Stability analysis of the nonlinear pendulums under stochastic perturbations

TL;DR

This paper analyzes the stability and bifurcations of a nonlinear pendulum subjected to stochastic vibrations, using averaging techniques and numerical methods to understand the system's behavior under randomness.

Contribution

It provides a complete bifurcation analysis of the averaged Hamiltonian system and links it to the exact stochastic system through numerical and theoretical methods.

Findings

Bifurcation curves of the stochastic system are numerically characterized.

Averaging simplifies the analysis of stochastic perturbations.

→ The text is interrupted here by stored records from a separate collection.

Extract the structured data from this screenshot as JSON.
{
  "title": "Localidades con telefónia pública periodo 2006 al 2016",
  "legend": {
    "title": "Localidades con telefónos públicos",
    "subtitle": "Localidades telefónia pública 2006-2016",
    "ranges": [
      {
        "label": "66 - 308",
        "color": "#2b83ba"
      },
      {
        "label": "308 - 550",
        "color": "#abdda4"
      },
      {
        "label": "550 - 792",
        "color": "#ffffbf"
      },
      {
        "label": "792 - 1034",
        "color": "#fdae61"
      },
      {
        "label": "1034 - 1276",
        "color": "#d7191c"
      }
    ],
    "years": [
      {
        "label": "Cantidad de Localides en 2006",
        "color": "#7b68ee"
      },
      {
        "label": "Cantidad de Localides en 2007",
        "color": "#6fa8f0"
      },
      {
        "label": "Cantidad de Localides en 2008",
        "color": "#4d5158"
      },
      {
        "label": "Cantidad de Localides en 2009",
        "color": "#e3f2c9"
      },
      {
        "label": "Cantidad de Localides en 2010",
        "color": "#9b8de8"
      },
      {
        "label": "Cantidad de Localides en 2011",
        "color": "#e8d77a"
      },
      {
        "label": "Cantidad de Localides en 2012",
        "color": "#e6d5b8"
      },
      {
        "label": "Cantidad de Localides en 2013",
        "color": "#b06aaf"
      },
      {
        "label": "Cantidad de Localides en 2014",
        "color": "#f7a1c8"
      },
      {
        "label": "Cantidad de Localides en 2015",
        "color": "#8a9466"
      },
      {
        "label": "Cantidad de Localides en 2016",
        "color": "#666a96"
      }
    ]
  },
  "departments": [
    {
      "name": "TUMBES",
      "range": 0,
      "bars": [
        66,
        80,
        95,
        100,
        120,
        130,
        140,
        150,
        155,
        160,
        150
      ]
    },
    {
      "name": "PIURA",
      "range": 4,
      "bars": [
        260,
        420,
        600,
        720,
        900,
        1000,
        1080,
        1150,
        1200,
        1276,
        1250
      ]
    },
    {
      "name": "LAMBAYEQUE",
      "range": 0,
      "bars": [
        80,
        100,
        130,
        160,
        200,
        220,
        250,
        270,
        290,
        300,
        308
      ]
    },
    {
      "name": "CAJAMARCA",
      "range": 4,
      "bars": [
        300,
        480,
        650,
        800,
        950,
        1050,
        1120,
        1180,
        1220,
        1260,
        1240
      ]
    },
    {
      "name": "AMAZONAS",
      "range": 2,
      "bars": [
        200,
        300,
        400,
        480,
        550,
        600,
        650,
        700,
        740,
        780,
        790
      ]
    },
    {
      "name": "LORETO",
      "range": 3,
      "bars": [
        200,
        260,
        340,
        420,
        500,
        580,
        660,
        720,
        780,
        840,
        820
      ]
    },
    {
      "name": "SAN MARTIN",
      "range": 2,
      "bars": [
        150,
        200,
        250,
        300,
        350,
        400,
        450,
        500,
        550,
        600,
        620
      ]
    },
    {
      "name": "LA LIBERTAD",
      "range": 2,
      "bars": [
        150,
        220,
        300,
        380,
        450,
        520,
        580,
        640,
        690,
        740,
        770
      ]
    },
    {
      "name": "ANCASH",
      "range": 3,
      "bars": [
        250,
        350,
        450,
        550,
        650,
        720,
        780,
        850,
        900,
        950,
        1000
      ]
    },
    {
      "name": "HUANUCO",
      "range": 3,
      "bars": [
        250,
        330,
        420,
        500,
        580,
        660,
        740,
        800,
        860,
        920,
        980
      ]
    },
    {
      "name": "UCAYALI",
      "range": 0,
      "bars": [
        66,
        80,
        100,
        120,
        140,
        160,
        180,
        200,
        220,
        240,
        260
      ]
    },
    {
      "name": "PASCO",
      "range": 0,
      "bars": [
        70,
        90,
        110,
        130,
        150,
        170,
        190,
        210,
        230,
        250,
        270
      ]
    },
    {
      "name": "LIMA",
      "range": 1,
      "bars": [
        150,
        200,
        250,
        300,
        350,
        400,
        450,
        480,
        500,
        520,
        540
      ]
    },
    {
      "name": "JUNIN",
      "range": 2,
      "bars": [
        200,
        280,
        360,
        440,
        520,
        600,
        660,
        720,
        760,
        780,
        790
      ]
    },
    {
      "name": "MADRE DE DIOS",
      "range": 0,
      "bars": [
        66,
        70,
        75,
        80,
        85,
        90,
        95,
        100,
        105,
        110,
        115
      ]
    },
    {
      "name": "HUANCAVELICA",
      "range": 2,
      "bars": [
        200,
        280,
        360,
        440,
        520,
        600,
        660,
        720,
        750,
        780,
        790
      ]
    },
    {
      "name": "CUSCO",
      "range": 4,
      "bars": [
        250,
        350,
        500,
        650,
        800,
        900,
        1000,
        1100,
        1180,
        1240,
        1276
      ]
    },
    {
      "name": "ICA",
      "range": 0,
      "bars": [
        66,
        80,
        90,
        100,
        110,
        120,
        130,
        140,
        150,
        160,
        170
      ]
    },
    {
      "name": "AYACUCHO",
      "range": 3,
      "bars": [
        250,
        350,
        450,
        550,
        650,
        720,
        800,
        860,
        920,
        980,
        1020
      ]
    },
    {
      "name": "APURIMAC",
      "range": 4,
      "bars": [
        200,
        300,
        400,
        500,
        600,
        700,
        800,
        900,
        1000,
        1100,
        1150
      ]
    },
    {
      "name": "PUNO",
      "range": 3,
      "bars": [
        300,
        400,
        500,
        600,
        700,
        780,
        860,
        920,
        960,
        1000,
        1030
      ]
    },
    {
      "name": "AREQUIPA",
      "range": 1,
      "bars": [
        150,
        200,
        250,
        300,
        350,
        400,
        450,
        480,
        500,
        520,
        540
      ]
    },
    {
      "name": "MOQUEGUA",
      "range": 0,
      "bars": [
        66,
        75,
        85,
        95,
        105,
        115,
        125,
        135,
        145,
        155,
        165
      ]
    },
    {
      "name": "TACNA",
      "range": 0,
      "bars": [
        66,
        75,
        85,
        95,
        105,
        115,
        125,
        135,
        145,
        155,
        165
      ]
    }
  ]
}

The correspondence between averaged and exact systems is established via Poincaré maps.

Abstract

We consider a nonlinear pendulum whose suspension point undergoes stochastic vibrations in its plane of motion. Stochastic vibrations are constructed by stochastic differential equations with random periodic solutions. Averaging over these stochastic vibrations can be simplified with ergodicity. We give a complete description of the bifurcations of phase portraits of the averaged Hamiltonian system. The bifurcation curves of the stochastic perturbed Hamiltonian system are shown numerically. Estimations between the averaged system and the exact system are calculated. The correspondence of the averaged system to the exact system is explained through the Poincar\'e return map. Studying the averaged Hamiltonian system provided important information for the exact stochastic perturbed Hamiltonian system.